With YSU’s free-flowing, read-oriented offensive system, chemistry and familiarity with one another are key in determining where the ball needs to go on any given possession.

“The focus has been on understanding the concepts and all the plays that we run through and just seeing how simple they really are,” senior transfer Bryson Dawkins said. “Understanding which teammates like to cut more and which like to pop more, and just understanding the personnel between each other are really the main things that we’re trying to get a better understanding of.”

After this first three-week session wraps up this week, the Penguins will break for two weeks for the Fourth of July holiday before returning for their last three-week session of summer on July 14.

Faulkner said they’ll then start working more on the defensive end of the floor once July rolls around.

Given their experience and familiarity within the program, Faulkner and the rest of the coaching staff have leaned on YSU’s returners — Jason Nelson, Cris Carroll, Shaheed Solebo and Imanuel Zorgvol — to lead by example and “set the standard” for what the Penguins are trying to do on and off the court.
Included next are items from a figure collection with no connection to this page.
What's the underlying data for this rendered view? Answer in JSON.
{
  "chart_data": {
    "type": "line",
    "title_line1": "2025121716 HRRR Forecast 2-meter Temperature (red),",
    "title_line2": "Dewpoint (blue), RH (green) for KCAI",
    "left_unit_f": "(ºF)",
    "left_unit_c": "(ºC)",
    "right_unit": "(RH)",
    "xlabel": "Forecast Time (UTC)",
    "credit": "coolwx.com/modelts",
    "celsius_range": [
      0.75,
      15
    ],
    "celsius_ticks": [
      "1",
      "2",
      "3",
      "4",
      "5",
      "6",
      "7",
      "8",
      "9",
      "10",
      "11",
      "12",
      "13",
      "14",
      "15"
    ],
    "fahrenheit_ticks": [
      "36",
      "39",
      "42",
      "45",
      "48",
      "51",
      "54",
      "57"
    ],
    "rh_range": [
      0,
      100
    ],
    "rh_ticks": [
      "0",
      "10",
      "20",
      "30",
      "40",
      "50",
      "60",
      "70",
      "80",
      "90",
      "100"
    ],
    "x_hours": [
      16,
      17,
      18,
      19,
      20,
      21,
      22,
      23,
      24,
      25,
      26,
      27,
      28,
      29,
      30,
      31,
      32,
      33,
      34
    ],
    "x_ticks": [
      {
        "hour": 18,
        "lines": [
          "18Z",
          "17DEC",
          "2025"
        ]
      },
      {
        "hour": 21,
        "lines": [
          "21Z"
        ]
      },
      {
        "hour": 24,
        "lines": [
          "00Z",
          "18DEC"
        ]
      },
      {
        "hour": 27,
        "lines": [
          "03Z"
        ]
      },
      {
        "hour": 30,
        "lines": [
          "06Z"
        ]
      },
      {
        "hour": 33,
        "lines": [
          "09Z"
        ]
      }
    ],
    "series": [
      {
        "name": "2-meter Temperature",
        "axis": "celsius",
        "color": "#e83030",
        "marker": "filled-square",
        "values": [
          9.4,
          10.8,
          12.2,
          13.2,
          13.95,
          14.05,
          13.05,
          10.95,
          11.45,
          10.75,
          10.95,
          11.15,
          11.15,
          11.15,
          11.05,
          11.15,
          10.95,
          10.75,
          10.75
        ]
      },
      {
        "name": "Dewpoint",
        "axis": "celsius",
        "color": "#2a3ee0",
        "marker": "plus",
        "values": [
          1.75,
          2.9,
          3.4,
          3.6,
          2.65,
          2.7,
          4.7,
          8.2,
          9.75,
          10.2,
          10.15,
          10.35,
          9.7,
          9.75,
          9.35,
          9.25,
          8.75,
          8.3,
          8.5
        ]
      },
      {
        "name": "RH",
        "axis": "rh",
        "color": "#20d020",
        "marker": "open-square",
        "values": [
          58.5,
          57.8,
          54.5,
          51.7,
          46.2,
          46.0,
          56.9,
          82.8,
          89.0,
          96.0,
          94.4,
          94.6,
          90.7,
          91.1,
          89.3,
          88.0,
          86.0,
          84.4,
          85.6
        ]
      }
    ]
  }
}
Faulkner said needing those guys to play that leadership role was the focus of many conversations leading up to when the team returned to campus at the start of June.

“Me being a guard, you just want to be a leader and make sure everybody is where they’re supposed to be and everybody knows what’s going on,” Nelson said. “Last year, we made the (Horizon League) championship and all that, so we want to be the team to make it back and win this time — be the first team in Youngstown history that would do that.”